İktidarın “20 bin oy farkı” olsaydı...

Seçim sonrası tartışmaları arenasında ortaya çıkan bir diğer çarpıcı husus, “iktidar cephesi”nin garip bir biçimde şikâyetle itirazına karşı, “millet ittifakı” ve muhalefet adaylarının açıkladıkları sonuçların YSK verileriyle aynen çıkması.
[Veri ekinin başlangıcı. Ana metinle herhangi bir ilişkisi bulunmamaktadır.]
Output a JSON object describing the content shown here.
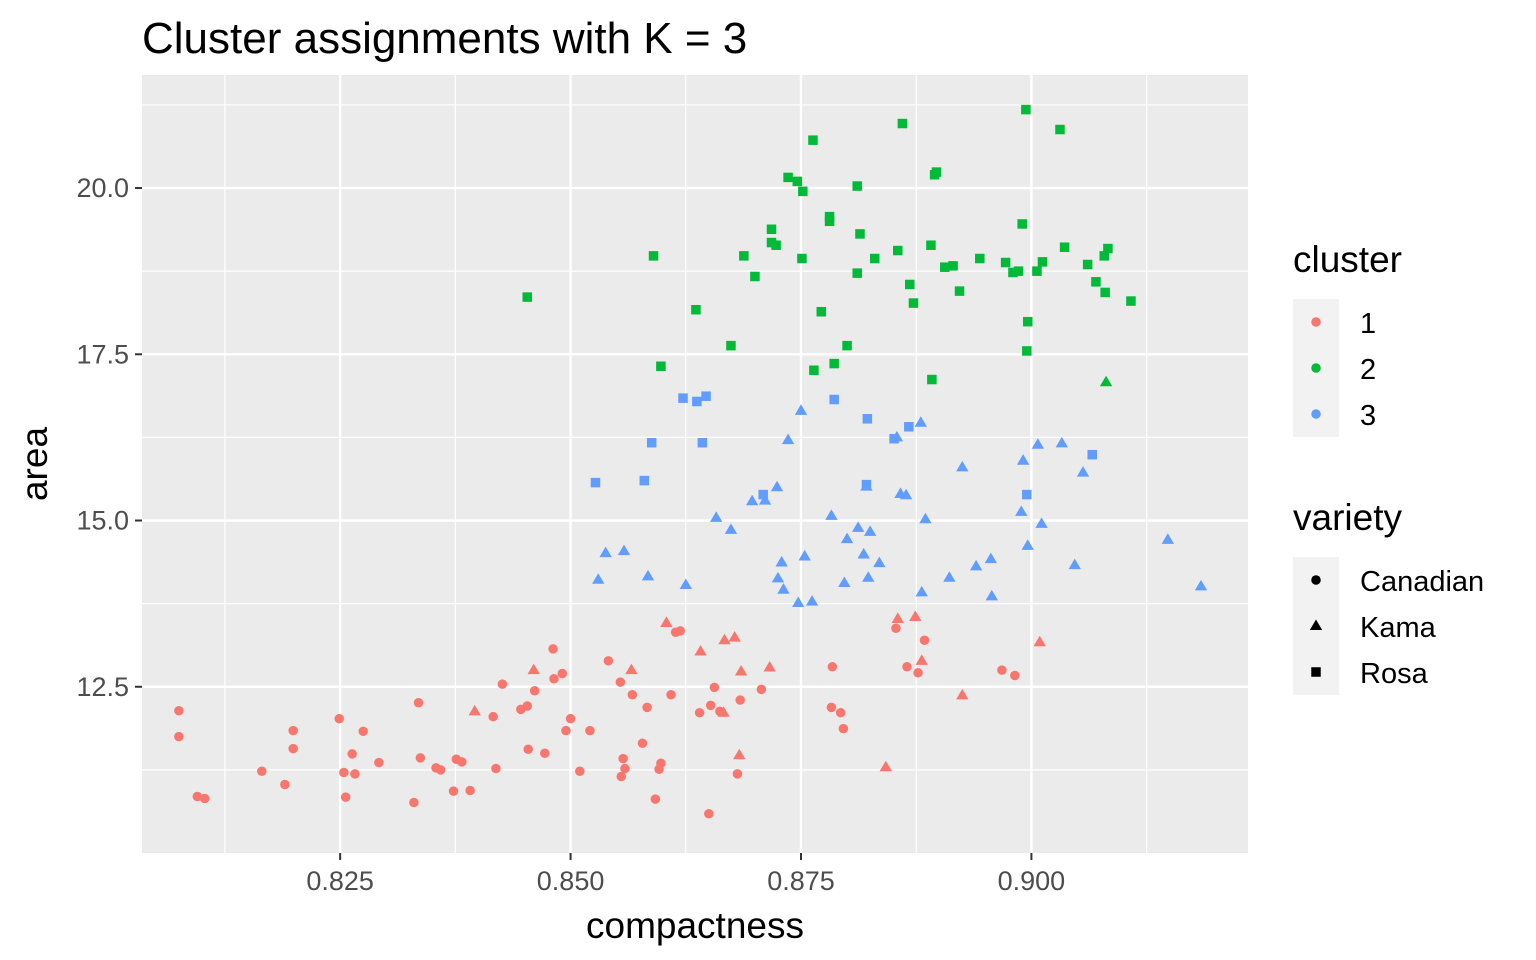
{
  "chart_data": {
    "type": "scatter",
    "title": "Cluster assignments with K = 3",
    "xlabel": "compactness",
    "ylabel": "area",
    "xlim": [
      0.8035,
      0.9235
    ],
    "ylim": [
      10.0,
      21.7
    ],
    "x_ticks": [
      0.825,
      0.85,
      0.875,
      0.9
    ],
    "x_tick_labels": [
      "0.825",
      "0.850",
      "0.875",
      "0.900"
    ],
    "y_ticks": [
      12.5,
      15.0,
      17.5,
      20.0
    ],
    "y_tick_labels": [
      "12.5",
      "15.0",
      "17.5",
      "20.0"
    ],
    "grid": true,
    "legend_position": "right",
    "color_legend": {
      "title": "cluster",
      "items": [
        {
          "label": "1",
          "color": "#F8766D"
        },
        {
          "label": "2",
          "color": "#00BA38"
        },
        {
          "label": "3",
          "color": "#619CFF"
        }
      ]
    },
    "shape_legend": {
      "title": "variety",
      "items": [
        {
          "label": "Canadian",
          "shape": "circle"
        },
        {
          "label": "Kama",
          "shape": "triangle"
        },
        {
          "label": "Rosa",
          "shape": "square"
        }
      ]
    },
    "series": [
      {
        "cluster": "1",
        "variety": "Canadian",
        "points": [
          [
            0.8075,
            12.14
          ],
          [
            0.8075,
            11.75
          ],
          [
            0.8095,
            10.85
          ],
          [
            0.8103,
            10.82
          ],
          [
            0.8165,
            11.23
          ],
          [
            0.819,
            11.03
          ],
          [
            0.8199,
            11.84
          ],
          [
            0.8199,
            11.57
          ],
          [
            0.8249,
            12.02
          ],
          [
            0.8254,
            11.21
          ],
          [
            0.8256,
            10.84
          ],
          [
            0.8263,
            11.49
          ],
          [
            0.8266,
            11.19
          ],
          [
            0.8275,
            11.83
          ],
          [
            0.8292,
            11.36
          ],
          [
            0.833,
            10.76
          ],
          [
            0.8335,
            12.26
          ],
          [
            0.8337,
            11.43
          ],
          [
            0.8354,
            11.28
          ],
          [
            0.8359,
            11.25
          ],
          [
            0.8373,
            10.93
          ],
          [
            0.8376,
            11.41
          ],
          [
            0.8382,
            11.37
          ],
          [
            0.8391,
            10.94
          ],
          [
            0.8416,
            12.05
          ],
          [
            0.8419,
            11.27
          ],
          [
            0.8426,
            12.54
          ],
          [
            0.8446,
            12.16
          ],
          [
            0.8453,
            12.21
          ],
          [
            0.8454,
            11.56
          ],
          [
            0.8461,
            12.44
          ],
          [
            0.8472,
            11.5
          ],
          [
            0.8481,
            13.07
          ],
          [
            0.8482,
            12.62
          ],
          [
            0.8491,
            12.7
          ],
          [
            0.8495,
            11.84
          ],
          [
            0.85,
            12.02
          ],
          [
            0.851,
            11.23
          ],
          [
            0.8521,
            11.84
          ],
          [
            0.8541,
            12.89
          ],
          [
            0.8554,
            12.57
          ],
          [
            0.8555,
            11.15
          ],
          [
            0.8557,
            11.42
          ],
          [
            0.8559,
            11.27
          ],
          [
            0.8567,
            12.38
          ],
          [
            0.8578,
            11.65
          ],
          [
            0.8583,
            12.19
          ],
          [
            0.8592,
            10.81
          ],
          [
            0.8596,
            11.26
          ],
          [
            0.8598,
            11.35
          ],
          [
            0.8609,
            12.38
          ],
          [
            0.8614,
            13.32
          ],
          [
            0.8619,
            13.34
          ],
          [
            0.864,
            12.11
          ],
          [
            0.8652,
            12.22
          ],
          [
            0.8656,
            12.49
          ],
          [
            0.8662,
            12.13
          ],
          [
            0.865,
            10.59
          ],
          [
            0.8681,
            11.19
          ],
          [
            0.8684,
            12.3
          ],
          [
            0.8707,
            12.46
          ],
          [
            0.8784,
            12.8
          ],
          [
            0.8783,
            12.19
          ],
          [
            0.8793,
            12.11
          ],
          [
            0.8796,
            11.87
          ],
          [
            0.8853,
            13.38
          ],
          [
            0.8865,
            12.8
          ],
          [
            0.8877,
            12.71
          ],
          [
            0.8884,
            13.2
          ],
          [
            0.8968,
            12.75
          ],
          [
            0.8982,
            12.67
          ]
        ]
      },
      {
        "cluster": "1",
        "variety": "Kama",
        "points": [
          [
            0.8396,
            12.13
          ],
          [
            0.846,
            12.75
          ],
          [
            0.8566,
            12.75
          ],
          [
            0.8604,
            13.46
          ],
          [
            0.8641,
            13.03
          ],
          [
            0.8667,
            13.2
          ],
          [
            0.8666,
            12.11
          ],
          [
            0.8678,
            13.24
          ],
          [
            0.8683,
            11.47
          ],
          [
            0.8685,
            12.73
          ],
          [
            0.8716,
            12.79
          ],
          [
            0.8842,
            11.29
          ],
          [
            0.8855,
            13.52
          ],
          [
            0.8874,
            13.55
          ],
          [
            0.8881,
            12.89
          ],
          [
            0.8925,
            12.37
          ],
          [
            0.9009,
            13.17
          ]
        ]
      },
      {
        "cluster": "2",
        "variety": "Rosa",
        "points": [
          [
            0.8453,
            18.36
          ],
          [
            0.859,
            18.98
          ],
          [
            0.8598,
            17.32
          ],
          [
            0.8636,
            18.17
          ],
          [
            0.8674,
            17.63
          ],
          [
            0.8688,
            18.98
          ],
          [
            0.87,
            18.67
          ],
          [
            0.8718,
            19.38
          ],
          [
            0.8718,
            19.18
          ],
          [
            0.8723,
            19.14
          ],
          [
            0.8736,
            20.16
          ],
          [
            0.8746,
            20.1
          ],
          [
            0.8752,
            19.95
          ],
          [
            0.8751,
            18.94
          ],
          [
            0.8763,
            20.72
          ],
          [
            0.8764,
            17.26
          ],
          [
            0.8772,
            18.14
          ],
          [
            0.8781,
            19.57
          ],
          [
            0.8781,
            19.5
          ],
          [
            0.8786,
            17.36
          ],
          [
            0.88,
            17.63
          ],
          [
            0.8811,
            20.03
          ],
          [
            0.8811,
            18.72
          ],
          [
            0.8814,
            19.31
          ],
          [
            0.883,
            18.94
          ],
          [
            0.8855,
            19.06
          ],
          [
            0.886,
            20.97
          ],
          [
            0.8868,
            18.55
          ],
          [
            0.8872,
            18.27
          ],
          [
            0.8891,
            19.14
          ],
          [
            0.8892,
            17.12
          ],
          [
            0.8895,
            20.2
          ],
          [
            0.8897,
            20.24
          ],
          [
            0.8906,
            18.81
          ],
          [
            0.8915,
            18.83
          ],
          [
            0.8922,
            18.45
          ],
          [
            0.8944,
            18.94
          ],
          [
            0.8972,
            18.88
          ],
          [
            0.898,
            18.73
          ],
          [
            0.8986,
            18.75
          ],
          [
            0.899,
            19.46
          ],
          [
            0.8994,
            21.18
          ],
          [
            0.8995,
            17.55
          ],
          [
            0.8996,
            17.99
          ],
          [
            0.9006,
            18.75
          ],
          [
            0.9012,
            18.89
          ],
          [
            0.9031,
            20.88
          ],
          [
            0.9036,
            19.11
          ],
          [
            0.9061,
            18.85
          ],
          [
            0.907,
            18.59
          ],
          [
            0.9079,
            18.98
          ],
          [
            0.908,
            18.43
          ],
          [
            0.9083,
            19.09
          ],
          [
            0.9108,
            18.3
          ]
        ]
      },
      {
        "cluster": "2",
        "variety": "Kama",
        "points": [
          [
            0.9081,
            17.08
          ]
        ]
      },
      {
        "cluster": "3",
        "variety": "Rosa",
        "points": [
          [
            0.8527,
            15.57
          ],
          [
            0.858,
            15.6
          ],
          [
            0.8588,
            16.17
          ],
          [
            0.8622,
            16.84
          ],
          [
            0.8637,
            16.79
          ],
          [
            0.8643,
            16.17
          ],
          [
            0.8647,
            16.87
          ],
          [
            0.8709,
            15.39
          ],
          [
            0.8786,
            16.82
          ],
          [
            0.8821,
            15.54
          ],
          [
            0.8822,
            16.53
          ],
          [
            0.8851,
            16.23
          ],
          [
            0.8867,
            16.41
          ],
          [
            0.8995,
            15.39
          ],
          [
            0.9066,
            15.99
          ]
        ]
      },
      {
        "cluster": "3",
        "variety": "Kama",
        "points": [
          [
            0.853,
            14.11
          ],
          [
            0.8538,
            14.51
          ],
          [
            0.8558,
            14.54
          ],
          [
            0.8584,
            14.16
          ],
          [
            0.8625,
            14.03
          ],
          [
            0.8658,
            15.04
          ],
          [
            0.8674,
            14.86
          ],
          [
            0.8697,
            15.29
          ],
          [
            0.8711,
            15.3
          ],
          [
            0.8724,
            15.5
          ],
          [
            0.8725,
            14.13
          ],
          [
            0.8729,
            14.37
          ],
          [
            0.8731,
            13.96
          ],
          [
            0.8736,
            16.21
          ],
          [
            0.8747,
            13.76
          ],
          [
            0.875,
            16.65
          ],
          [
            0.8754,
            14.46
          ],
          [
            0.8762,
            13.78
          ],
          [
            0.8783,
            15.07
          ],
          [
            0.8797,
            14.06
          ],
          [
            0.88,
            14.72
          ],
          [
            0.8812,
            14.89
          ],
          [
            0.8818,
            14.49
          ],
          [
            0.8821,
            15.51
          ],
          [
            0.8823,
            14.14
          ],
          [
            0.8825,
            14.83
          ],
          [
            0.8835,
            14.36
          ],
          [
            0.8854,
            16.25
          ],
          [
            0.8858,
            15.4
          ],
          [
            0.8864,
            15.38
          ],
          [
            0.888,
            16.47
          ],
          [
            0.8881,
            13.92
          ],
          [
            0.8885,
            15.02
          ],
          [
            0.8911,
            14.14
          ],
          [
            0.8925,
            15.8
          ],
          [
            0.894,
            14.31
          ],
          [
            0.8956,
            14.42
          ],
          [
            0.8957,
            13.86
          ],
          [
            0.8989,
            15.13
          ],
          [
            0.8991,
            15.9
          ],
          [
            0.8996,
            14.62
          ],
          [
            0.9007,
            16.14
          ],
          [
            0.9033,
            16.16
          ],
          [
            0.9047,
            14.33
          ],
          [
            0.9056,
            15.72
          ],
          [
            0.9148,
            14.71
          ],
          [
            0.9184,
            14.01
          ],
          [
            0.9011,
            14.95
          ]
        ]
      }
    ]
  }
}
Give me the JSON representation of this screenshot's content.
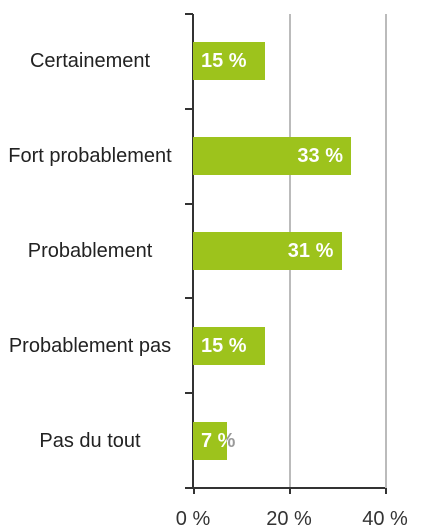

Seçim gecesi, devletin resmi ajansının İstanbul’da “millet ittifakı” adayının “cumhur ittifakı” adayı arasındaki farkın dört bine yaklaşması üzerine ilginç bir şekilde kesip on üç saati aşkın durdurduğu veri akışı emrivakisine karşı YSK’nin adayların verdiği rakamlarla aynı olması.

YSK Başkanı’nın ertesi gün “Şu an itibarıyla sisteme taranan 31 bin 186 sandıktan 31 bin 102 sandık sisteme tanımlandı. 84 sandık itiraz nedeniyle şu anda sisteme taranmamış vaziyette. Şu an itibarıyla Ekrem İmamoğlu 4 milyon 159 bin 650 bana gelen rakam, Binali Bey’in 4 milyon 131 bin 761 oyu sisteme tanımlanmış vaziyette” ifâdesiyle“Islak imzalı tüm tutanaklar elimizde, bir hata varsa lehimize ya da aleyhimize bunu paylaşırız” teminatına karşı, İmamoğlu’nun verdiği sayının örtüşmesi.

Sormak lâzım; acaba AKP-MHP’nin adayı YSK’nin de verdiği rakamlara göre 20 bin oy fazla alsaydı ve “millet ittifakı” bu veri ve sonuçlara itiraz etseydi, iktidar mahfilleriyle “iktidara ilişik medya”da hangi bühtanlarda bulunulurdu?

KISACASI

“AA muamması” derinleşiyor

Seçimin en çok tartışılan kurumu, şüphesiz herkese eşit davranması gereken bir kamu kurumu olan Anadolu Ajansı oldu. Herkesin AA’nın YSK’den veri sağladığını zannederken, daha seçimin ikinci günü YSK Başkanı’nın “AA benim müşterim değil. Benden veri almıyor. Nereden alıyor bilmiyorum. AA, yüzde 90’ları gösterdiğinde ben sisteme yeni daha tarayıp girmeye başlamıştım. Dolayısıyla ben Anadolu Ajansına herhangi bir bilgi servisi yapmıyorum” tepkisi, devletin resmi ajansının nereden ve hangi mahfillerden veri alıp aktardığı sorusunu gündeme getirdi. (AA, 2.4.19)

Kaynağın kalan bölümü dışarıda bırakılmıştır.